La vicenda - L'occasione fornita al giudice di legittimità è stata data da una questione, invero assai frequente nella prassi, in cui un mediatore, che aveva ricevuto da un venditore l'incarico di vendere un immobile e da parte di un acquirente quello di procurarne l'acquisto, al momento della sottoscrizione della proposta di acquisto, aveva taciuto all'acquirente non solo che l'immobile oggetto della vendita non era di esclusiva proprietà del promittente venditore ma anche le reali condizioni dell'immobile, oggetto di pratiche di condono edilizio.
Il promissario acquirente, vista la situazione, rinunciava all'acquisto e agiva nei confronti del mediatore per vedersi rimborsare quanto corrisposto per la provvigione e ottenere altresì il risarcimento del danno.
Poiché i giudici di merito riconoscevano sussistere la responsabilità del mediatore, che veniva condannato, quest'ultimo ricorreva in Cassazione senza però ottenere un esito migliore.
La Corte, infatti, pur individuando la figura del mediatore in colui che, ai sensi dell'articolo 1754 del codice civile, «mette in relazione due o più parti per la conclusione di un affare, senza essere legato ad alcuna di esse da rapporti di collaborazione, di dipendenza o di rappresentanza», ha ammesso che l'attività di mediatore possa essere svolta anche sulla base di un contratto di mandato, ex articolo 1703 del codice civile.
Le funzioni del mediatore - Accade spesso, infatti, che il mediatore non si limiti a mettere in contatto due o più soggetti per la conclusione di un affare ma agisca su incarico specifico di qualcuno di questi ai fini della conclusione dell'affare.
La duplice qualificazione giuridica del mediatore, oltre a essere individuata nell'ambito delle disposizioni del codice civile, quando all'articolo 1754 del Cc viene stabilito il diritto al rimborso delle spese nei confronti della persona su incarico della quale sono state eseguite, oppure all'articolo 1756 del Cc dove è disciplinata la possibilità che il mediatore riceva l'incarico di rappresentanza da una delle parti, viene prevista espressamente nella legge 39/1989, istitutiva del ruolo professionale degli agenti di affari in mediazione, dove accanto agli agenti immobiliari e a quelli merceologici, vengono previsti anche gli agenti muniti di mandato a titolo oneroso.
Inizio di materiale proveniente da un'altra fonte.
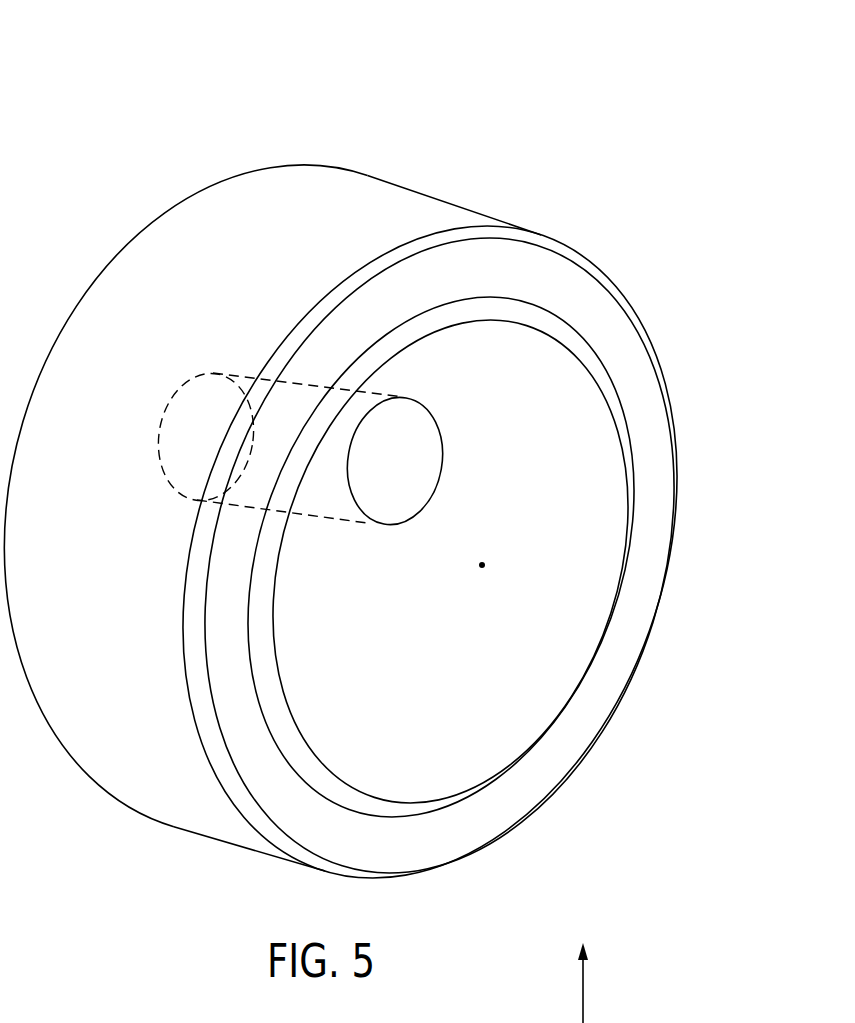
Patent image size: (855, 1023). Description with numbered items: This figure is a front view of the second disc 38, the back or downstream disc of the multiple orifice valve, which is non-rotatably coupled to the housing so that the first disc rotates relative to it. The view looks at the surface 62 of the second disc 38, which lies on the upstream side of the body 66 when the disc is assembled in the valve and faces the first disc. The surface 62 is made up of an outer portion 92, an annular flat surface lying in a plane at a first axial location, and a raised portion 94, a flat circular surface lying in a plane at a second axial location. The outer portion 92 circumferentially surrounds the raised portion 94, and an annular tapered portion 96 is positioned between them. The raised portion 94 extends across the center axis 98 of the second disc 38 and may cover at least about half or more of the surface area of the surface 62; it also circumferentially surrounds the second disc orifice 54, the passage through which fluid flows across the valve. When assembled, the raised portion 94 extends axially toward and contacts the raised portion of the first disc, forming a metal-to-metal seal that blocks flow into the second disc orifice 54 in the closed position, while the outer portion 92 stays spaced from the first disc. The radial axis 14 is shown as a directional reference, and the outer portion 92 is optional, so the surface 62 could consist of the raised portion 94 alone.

The second disc 38 is at (614, 70).
The surface 62 is at (586, 132).
The body 66 is at (393, 192).
The outer portion 92 is at (667, 440).
The raised portion 94 is at (600, 573).
The tapered portion 96 is at (260, 603).
The center axis 98 is at (484, 567).
The second disc orifice 54 is at (407, 423).
The radial axis 14 is at (582, 1018).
Stabilito ciò, è evidente che la diversità delle figure abbia come conseguenza anche un diverso regime di responsabilità. Infatti, nel caso del semplice mediatore, questi ha l'obbligo di comportarsi in buona fede, in ossequio al principio generale di correttezza di cui all'articolo 1175 del Cc, e, quindi, di offrire a entrambe le parti una corretta informazione di tutte le circostanze a lui note o conoscibili sulla base della diligenza qualificata ex articolo 1176 del Cc. Si tratta, nelle specie, di una posizione di terzietà del mediatore rispetto alle parti contraenti, posizione che lo differenzia, ad esempio, dall'agente di commercio. In forza di ciò, egli è tenuto a comunicare l'eventuale stato di insolvenza di una delle parti, o l'esistenza di iscrizioni o pignoramenti sul bene oggetto dell'affare, oppure l'esistenza di prelazioni o opzioni eccetera.
Le ipotesi di responsabilità - La sua responsabilità, secondo la Corte, è di natura extracontrattuale ma è inquadrabile in quella figura individuata dal giudice di legittimità (Cassazione 577/2008 e 12362/2006) come «responsabilità da contatto sociale», che è prevista nei confronti di esercenti una professione per la quale vengono richiesti alcuni requisiti formali e abilitativi, come l'iscrizione in un apposito ruolo, in favore degli utenti-consumatori che fanno affidamento sulla stessa per le sue caratteristiche.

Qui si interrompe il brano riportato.